When each link is hijacked (the link returns false and the url passed to a handler), the page request is then modified to include certain parameters that remove the header and footer from each page and only display the juicy bits in between, which is then inserted into the DOM.
The benefits:
- SEO – having a standard, non-ajax version of the site means that all content is available to search engines and standard robots.txt rules etc can be applied as they never even see the javascript.
- Accessibility – rather like search engines screen readers, elderly browsers and users with javsacript turned off never need know the functionality they are missing out on.
- Flexibility – the various content types can be delivered using various url parameters to allow the pdf stock list, for example, to be generated using the same framework.
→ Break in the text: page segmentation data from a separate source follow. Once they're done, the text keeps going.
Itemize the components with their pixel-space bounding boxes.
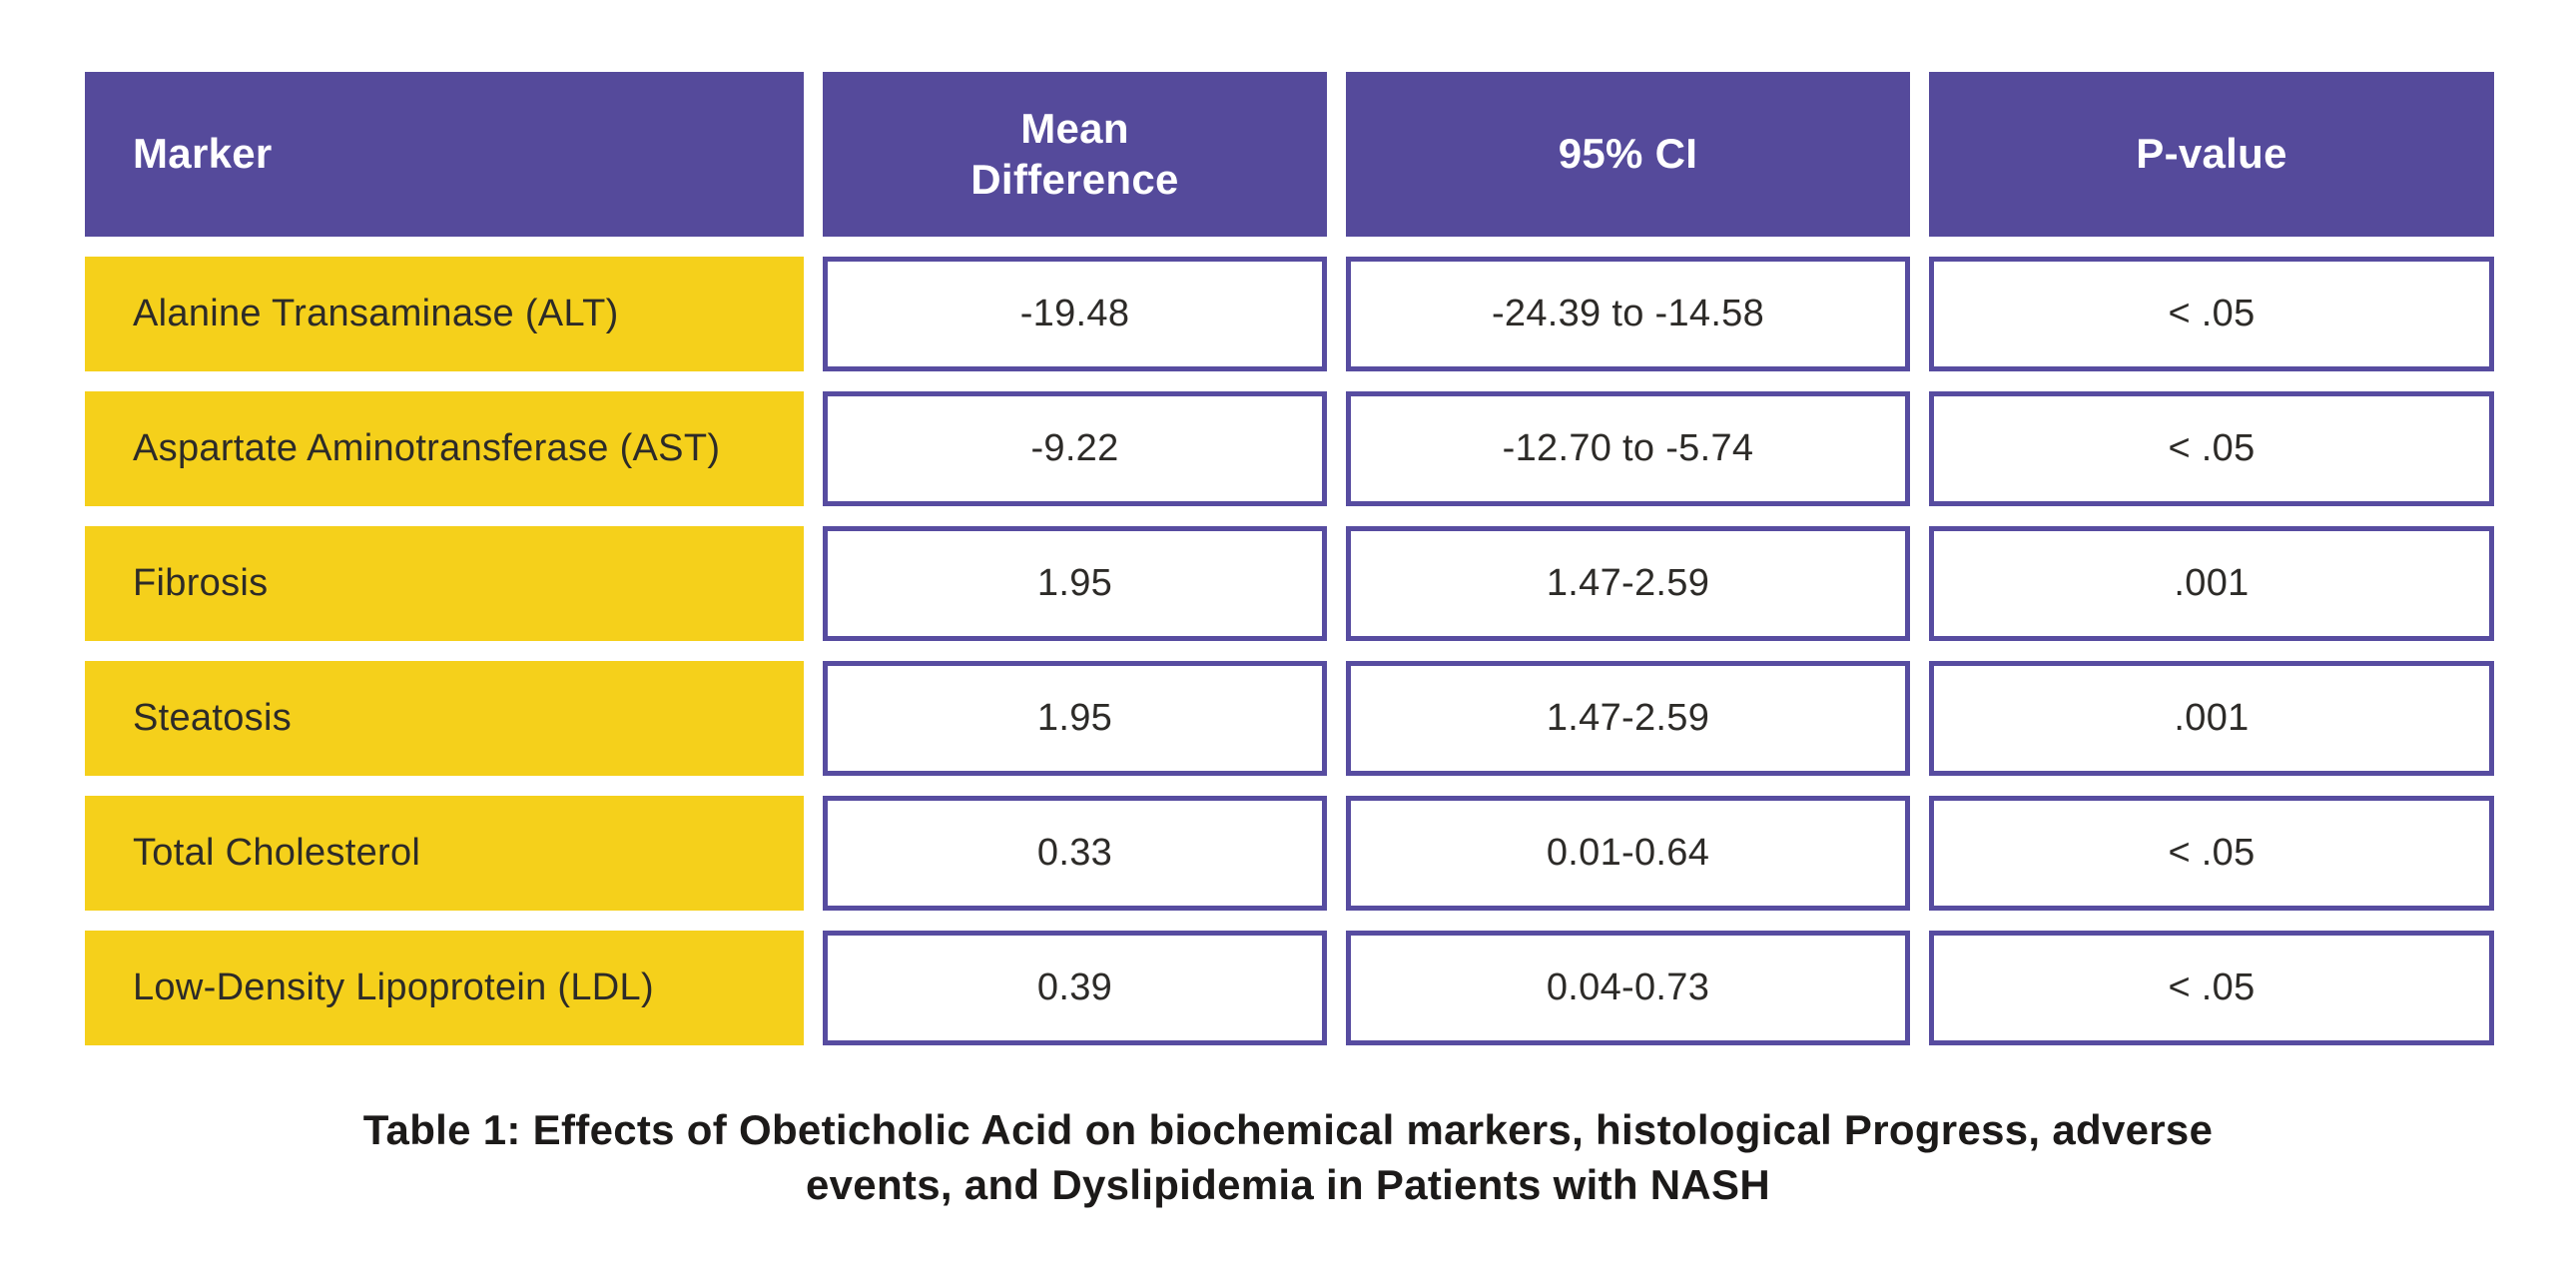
results-table: Marker Mean Difference 95% CI P-value Al… xyxy=(85,72,2495,1045)
marker-cell-steatosis: Steatosis xyxy=(85,661,804,776)
p-value-cell: < .05 xyxy=(1929,257,2494,371)
ci-cell: 0.01-0.64 xyxy=(1346,796,1910,911)
p-value-cell: < .05 xyxy=(1929,796,2494,911)
ci-cell: -12.70 to -5.74 xyxy=(1346,391,1910,506)
marker-cell-alt: Alanine Transaminase (ALT) xyxy=(85,257,804,371)
p-value-cell: < .05 xyxy=(1929,391,2494,506)
column-header-marker: Marker xyxy=(85,72,804,237)
ci-cell: 1.47-2.59 xyxy=(1346,661,1910,776)
mean-difference-cell: 1.95 xyxy=(823,526,1327,641)
ci-cell: -24.39 to -14.58 xyxy=(1346,257,1910,371)
ci-cell: 1.47-2.59 xyxy=(1346,526,1910,641)
table-caption-text: Table 1: Effects of Obeticholic Acid on … xyxy=(362,1106,2214,1209)
column-header-95-ci: 95% CI xyxy=(1346,72,1910,237)
mean-difference-cell: 0.33 xyxy=(823,796,1327,911)
column-header-p-value: P-value xyxy=(1929,72,2494,237)
mean-difference-cell: 1.95 xyxy=(823,661,1327,776)
mean-difference-cell: -19.48 xyxy=(823,257,1327,371)
mean-difference-cell: 0.39 xyxy=(823,931,1327,1045)
marker-cell-total-cholesterol: Total Cholesterol xyxy=(85,796,804,911)
p-value-cell: .001 xyxy=(1929,526,2494,641)
mean-difference-cell: -9.22 xyxy=(823,391,1327,506)
table-caption: Table 1: Effects of Obeticholic Acid on … xyxy=(0,1102,2576,1213)
column-header-mean-difference: Mean Difference xyxy=(823,72,1327,237)
marker-cell-fibrosis: Fibrosis xyxy=(85,526,804,641)
marker-cell-ast: Aspartate Aminotransferase (AST) xyxy=(85,391,804,506)
ci-cell: 0.04-0.73 xyxy=(1346,931,1910,1045)
marker-cell-ldl: Low-Density Lipoprotein (LDL) xyxy=(85,931,804,1045)
p-value-cell: < .05 xyxy=(1929,931,2494,1045)
p-value-cell: .001 xyxy=(1929,661,2494,776)
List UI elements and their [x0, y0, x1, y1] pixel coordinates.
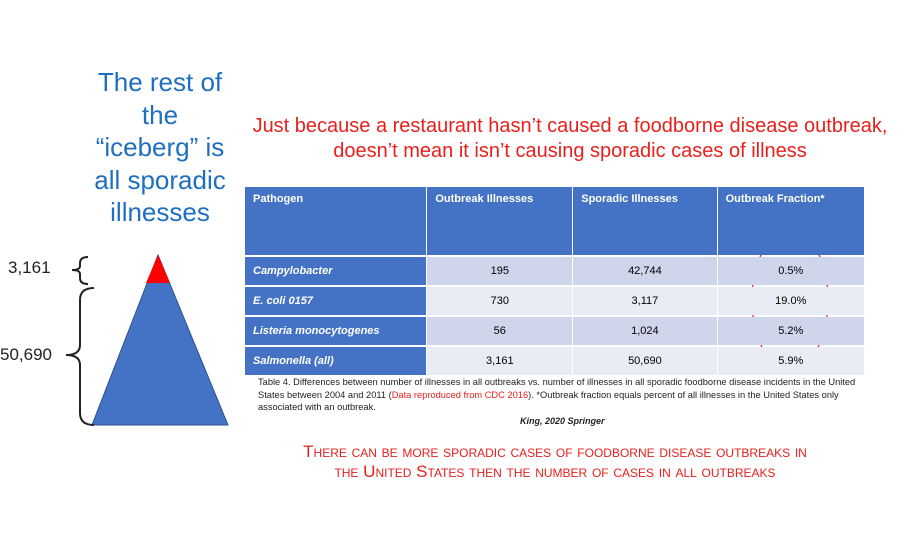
tip-label: 3,161 [8, 258, 51, 277]
table-cell: 3,161 [427, 347, 574, 375]
table-cell: 19.0% [717, 287, 865, 315]
header-row: Pathogen Outbreak Illnesses Sporadic Illne… [245, 187, 865, 255]
table-cell: Listeria monocytogenes [245, 317, 428, 345]
iceberg [91, 253, 229, 426]
table-cell: 730 [427, 287, 574, 315]
table-row: E. coli 0157 730 3,117 19.0% [245, 287, 865, 315]
brace [65, 287, 95, 426]
table-cell: 50,690 [573, 347, 718, 375]
headline-line: Just because a restaurant hasn’t caused … [252, 115, 888, 137]
side-text: The rest of the “iceberg” is all sporadic il… [60, 66, 260, 229]
citation: King, 2020 Springer [520, 416, 605, 426]
table-cell: 0.5% [717, 257, 865, 285]
brace [71, 256, 89, 285]
headline: Just because a restaurant hasn’t caused … [230, 114, 900, 164]
table-cell: 5.2% [717, 317, 865, 345]
side-text-line: illnesses [110, 197, 210, 227]
side-text-line: “iceberg” is [95, 132, 225, 162]
table-row: Salmonella (all) 3,161 50,690 5.9% [245, 347, 865, 375]
table-row: Campylobacter 195 42,744 0.5% [245, 257, 865, 285]
table-cell: 1,024 [573, 317, 718, 345]
caption-part: Data reproduced from CDC 2016 [391, 389, 529, 400]
side-text-line: the [141, 99, 179, 130]
caption-part: Table 4. Differences between number of i… [258, 377, 856, 400]
table-cell: 56 [427, 317, 574, 345]
side-text-line: The rest of [97, 67, 223, 97]
table-cell: 195 [427, 257, 574, 285]
footer: There can be more sporadic cases of food… [180, 442, 900, 482]
iceberg-tip [146, 255, 170, 283]
caption-part: ). *Outbreak fraction equals percent of … [258, 389, 839, 413]
table-row: Listeria monocytogenes 56 1,024 5.2% [245, 317, 865, 345]
footer-line: the United States then the number of cas… [334, 462, 776, 481]
base-label: 50,690 [0, 345, 52, 364]
data-table: Pathogen Outbreak Illnesses Sporadic Illne… [245, 185, 865, 377]
table-cell: Campylobacter [245, 257, 428, 285]
table-cell: 5.9% [717, 347, 865, 375]
header-cell: Outbreak Fraction* [717, 187, 865, 255]
headline-line: doesn’t mean it isn’t causing sporadic c… [333, 140, 807, 162]
table-cell: 3,117 [573, 287, 718, 315]
footer-line: There can be more sporadic cases of food… [303, 442, 807, 461]
caption: Table 4. Differences between number of i… [258, 376, 858, 414]
header-cell: Outbreak Illnesses [427, 187, 574, 255]
table-cell: 42,744 [573, 257, 718, 285]
table-cell: E. coli 0157 [245, 287, 428, 315]
header-cell: Pathogen [245, 187, 428, 255]
side-text-line: all sporadic [94, 164, 226, 195]
table-cell: Salmonella (all) [245, 347, 428, 375]
header-cell: Sporadic Illnesses [573, 187, 718, 255]
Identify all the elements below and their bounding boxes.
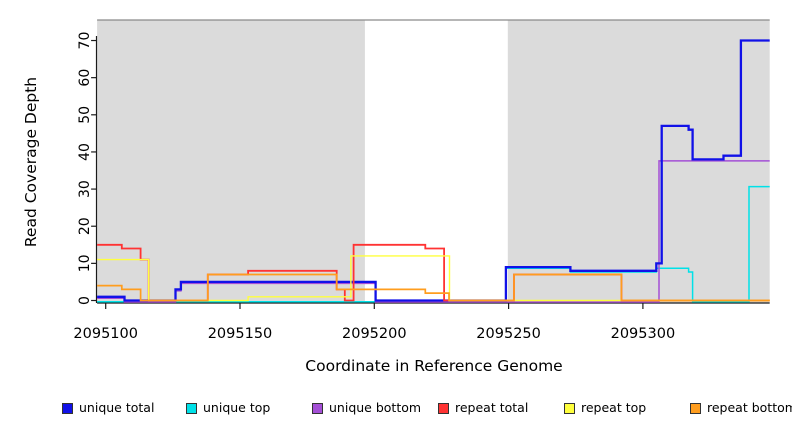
legend-item-repeat-top: repeat top (564, 398, 646, 418)
legend-swatch-repeat-bottom (690, 402, 701, 414)
legend-item-repeat-total: repeat total (438, 398, 528, 418)
legend-item-unique-total: unique total (62, 398, 154, 418)
y-tick-label: 10 (77, 254, 93, 272)
legend-label: unique top (203, 400, 271, 415)
legend-label: repeat top (581, 400, 647, 415)
legend-label: unique bottom (329, 400, 422, 415)
series-repeat-top-line (97, 255, 770, 302)
legend-item-unique-top: unique top (186, 398, 270, 418)
legend-swatch-unique-top (186, 402, 197, 414)
y-tick-label: 70 (77, 32, 93, 50)
x-tick-label: 2095100 (73, 326, 138, 342)
y-tick-label: 60 (77, 69, 93, 87)
legend-swatch-repeat-total (438, 402, 449, 414)
x-axis-title: Coordinate in Reference Genome (305, 357, 563, 375)
y-tick-label: 50 (77, 106, 93, 124)
series-unique-top-line (97, 185, 770, 303)
legend-swatch-repeat-top (564, 402, 575, 414)
legend-item-unique-bottom: unique bottom (312, 398, 421, 418)
legend-swatch-unique-bottom (312, 402, 323, 414)
legend-label: unique total (79, 400, 155, 415)
legend-label: repeat total (455, 400, 529, 415)
legend-label: repeat bottom (707, 400, 792, 415)
y-axis-title: Read Coverage Depth (22, 76, 40, 248)
legend-swatch-unique-total (62, 402, 73, 414)
y-tick-label: 30 (77, 180, 93, 198)
y-tick-label: 40 (77, 143, 93, 161)
x-tick-label: 2095150 (208, 326, 273, 342)
shaded-region-1 (97, 20, 365, 303)
legend: unique total unique top unique bottom repea… (0, 398, 792, 424)
legend-item-repeat-bottom: repeat bottom (690, 398, 792, 418)
series-repeat-bottom-line (97, 273, 770, 302)
x-tick-label: 2095200 (342, 326, 407, 342)
x-tick-label: 2095300 (611, 326, 676, 342)
series-unique-total-line (97, 39, 770, 302)
x-tick-label: 2095250 (476, 326, 541, 342)
y-tick-label: 0 (77, 296, 93, 305)
y-tick-label: 20 (77, 217, 93, 235)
All navigation is handed over to the excellent SWF Address library to allow the back button to function. The structure of the SWF Address anchors were kept identical to the actual page, allowing the server to check for javascript whenever a regular deep link is used (i.e. from a google search), and if detected convert the url to the SWF Address pattern and redirect to the homepage. You can see the effect here: http://www.howarthsnl.com/?q=products/category/50 and with a normal SWF Address deep link here: http://www.howarthsnl.com/#/products/category/50 . To most users, no difference!
There are many other cool little features around the site, including a custom image magnifier, prettified select lists (using a modified version of the jQuery selectbox plugin), a custom setpped coda page slider for navigating through product lists and an also heavily modified jQuery cycle plygin was used throughout to manage gallery transitions.
All in all, an exciting project to work on!